The cases before the Supreme Court last week once again brought a focus on the idea of tolerance in our country. Tolerance is a funny thing in the political sphere and is increasingly used by people on the left to denigrate anyone who opposes them.
If we were to open the New Progressive's Dictionary and Thesaurus, you probably would see the following definitions:
• Knuckledragger — a Christian conservative.
• Racist — anyone who did not vote for Barack Obama or even disagrees with an Obama administration policy.
• Bigot — everyone in the Republican Party; also every Christian.
• Pro-life — Conservative code word for justifiable misogyny.
• Second Amendment Proponents — slack-jawed yokels who hate children.
• Intolerance — Anyone who believes something we do not.
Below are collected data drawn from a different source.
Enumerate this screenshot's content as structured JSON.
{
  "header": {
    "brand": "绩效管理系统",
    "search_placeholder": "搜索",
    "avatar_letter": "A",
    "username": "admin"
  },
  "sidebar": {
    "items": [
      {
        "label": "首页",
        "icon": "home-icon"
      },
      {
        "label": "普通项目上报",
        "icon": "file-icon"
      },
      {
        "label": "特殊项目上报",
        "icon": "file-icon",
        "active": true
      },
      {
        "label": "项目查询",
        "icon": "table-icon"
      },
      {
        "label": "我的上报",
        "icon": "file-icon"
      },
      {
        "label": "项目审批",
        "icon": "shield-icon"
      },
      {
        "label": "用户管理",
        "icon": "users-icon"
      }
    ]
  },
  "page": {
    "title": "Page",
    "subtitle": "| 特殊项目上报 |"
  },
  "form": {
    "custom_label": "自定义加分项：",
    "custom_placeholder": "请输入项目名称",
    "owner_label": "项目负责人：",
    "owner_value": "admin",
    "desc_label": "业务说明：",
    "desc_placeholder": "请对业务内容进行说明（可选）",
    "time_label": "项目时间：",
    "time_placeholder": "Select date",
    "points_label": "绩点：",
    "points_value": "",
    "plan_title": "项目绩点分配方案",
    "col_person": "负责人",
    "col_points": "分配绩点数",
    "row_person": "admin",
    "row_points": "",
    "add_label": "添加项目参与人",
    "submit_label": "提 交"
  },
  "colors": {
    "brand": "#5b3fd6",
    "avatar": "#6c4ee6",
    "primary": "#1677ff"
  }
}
That is not to say conservatives are not guilty of similar arguments, but I have noticed that as the right is trying to reassess and address its problems, the left's talking heads cynically dismiss the debate and reassert hateful stereotypes.
The problem comes when the character assassinations are internalized by society to the detriment of honest debate. I think technology, more than anything else, has led to the demise of intellectual discourse. Go on any comments section, and it quickly becomes a flame war of insults and shouting. Hiding behind a computer means we don't actually interact with those who disagree with us. Instead, they are the "other," an anonymous avatar representing everything we detest about those who disagree with us. Each combatant claims to hold the moral high ground of tolerance while admonishing the characters of all who oppose their views.
To truly proclaim oneself as the epitome of tolerance, one must be tolerant of all, refusing to judge any for their beliefs. That means the truly tolerant can never take a stand against hate, bigotry, abuse, etc., because, by their own belief system, they cannot openly judge the actions of others as right or wrong. Rather, they must accept all.
Few people are capable of truly pursuing this "virtue."
Just as rare is the person who applies the tenant of tolerance objectively, rather than haphazardly using it as a subjective judgment. As noted, I tend to find that those most loudly decrying the virtue of tolerance tend to be practicing intolerance themselves, many times more so than those they rebuke. This is true on both sides of the political spectrum.
Many conservatives who happen to be black are insulted constantly as race traitors and are called "Uncle Toms" and much, much worse. By labeling black conservatives with such slurs, dissenters are attempting to invalidate any opinion they hold rather than addressing their arguments on their merits. Is that "tolerance"?
However, I acknowledge that I rarely experience these ad hominem attacks personally. The reason is that our TV/radio shows and columns are heavily concentrated in these communities and many have come to respect and understand my reasoning. The attacks are more about the lack of understanding by many minorities that conservatives are principled in what they think.
In our politically charged atmosphere, anyone who disagrees with the president is a racist. Anyone who objects to the Supreme Court ruling on same-sex marriage is a bigot. Anyone who goes to church is a hate-filled Christian. Sometimes those accusations are correct, but unless they talk with people and get to understand their beliefs, the accusers are just as guilty of hate and intolerance.
Perhaps their policy disagreements with the administration are just that — policy disagreements. Maybe they disagree with Obamacare not because it amounts to socialized health care, but because they believe it is a clumsily enacted law that fails to address the issues it purports to solve.
What if they think that same-sex marriage should be passed by state legislatures rather than through judicial fiat?
What if they take to heart Jesus' teaching to love your neighbor with all your heart, regardless of the neighbor's actions?
Are those hate-filled sentiments?
It does no good to simply point the finger. It is more helpful, more tolerant, more loving to try to "walk a mile in their shoes" and attempt to see things from another person's perspective. When we do that, we open ourselves to new ideas and understandings. If we truly believe that holding a nuanced position is a virtue as well, then we must constantly guard against jumping to conclusions.